# Frogs & Toads > Dart Frogs (Dendrobatidae) > Beginner Discussion >  Vivarium setup?

## Zzgs

I want to start keeping poison dart frogs so bad. This is my first time with a vivarium though, and I don't completely understand the concept. Could somebody please explain the basics in setting them up? I could use either a 10 or 30 gallon (former) fish tank and I plan on buying just one frog. Thank you!  :Frog Smile:

----------


## Lynn

Hello and welcome to Frog Forum.
Take your time and learn as much as possible first  :Smile: 

build 1st 
then buy the frog(s)
to mention a few:        Josh's Frogs How-To Guides » Poison Dart Frog Caresheets
then quarantine the frog(s) 
then the frog(s) can enjoy their new home

http://www.frogforum.net/section/vivarium-articles-114/ 

For the sake of saving time   :Wink:  , here are a few additional good links:

How to set up a living vivarium for poison dart frogs

Josh's Frogs How-To Guides » Search Results » vivarium

New England Herpetoculture LLC - Vivarium Construction 101

the above retailers all sell supplies

ie....... Poison Dart Frog Vivarium Supplies | Josh's Frogs

How To Setup a Poison Dart Frog Terrarium or Vivarium - YouTube

Lynn

----------


## Zzgs

Exactly what everything I was looking for. Thanks for the help!

----------


## Louis Charles Bruckner

Just a litt more FYI
Most poison dart frogs prefer to being in groups.

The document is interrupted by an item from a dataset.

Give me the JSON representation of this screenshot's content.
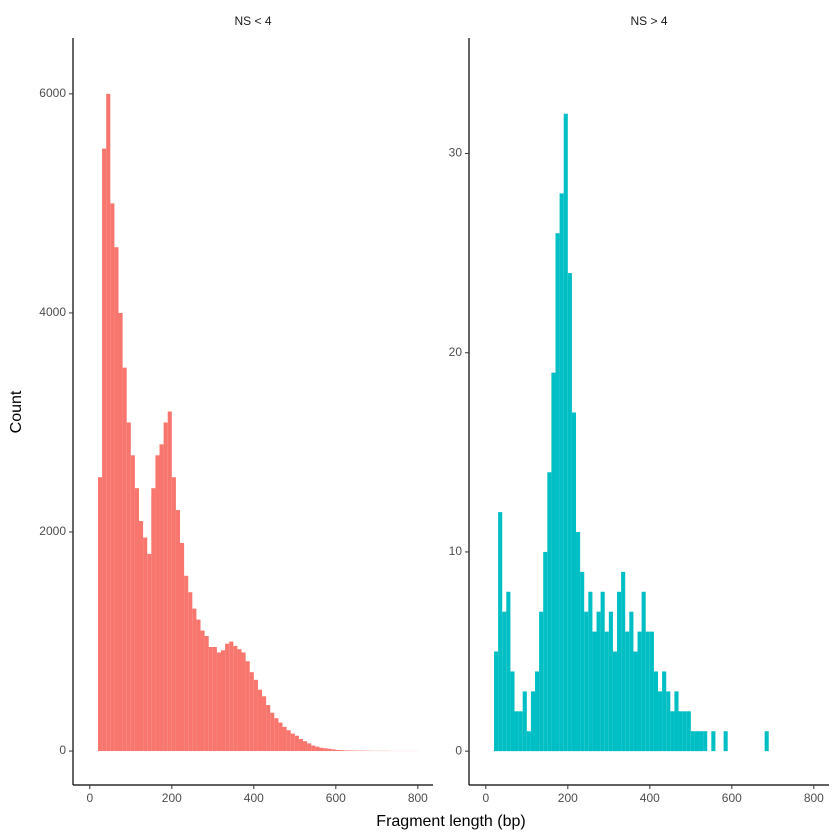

So reading the care sheet of the particular of frog you want is pretty critical.

----------


## Lynn

> Exactly what everything I was looking for. Thanks for the help!


Your welcome !

----------


## Zzgs

> Just a litt more FYI
> Most poison dart frogs prefer to being in groups.
> 
> So reading the care sheet of the particular of frog you want is pretty critical.


I plan on buying auratus dart frog(s), as that is the only species that is sold at a local pet store.

----------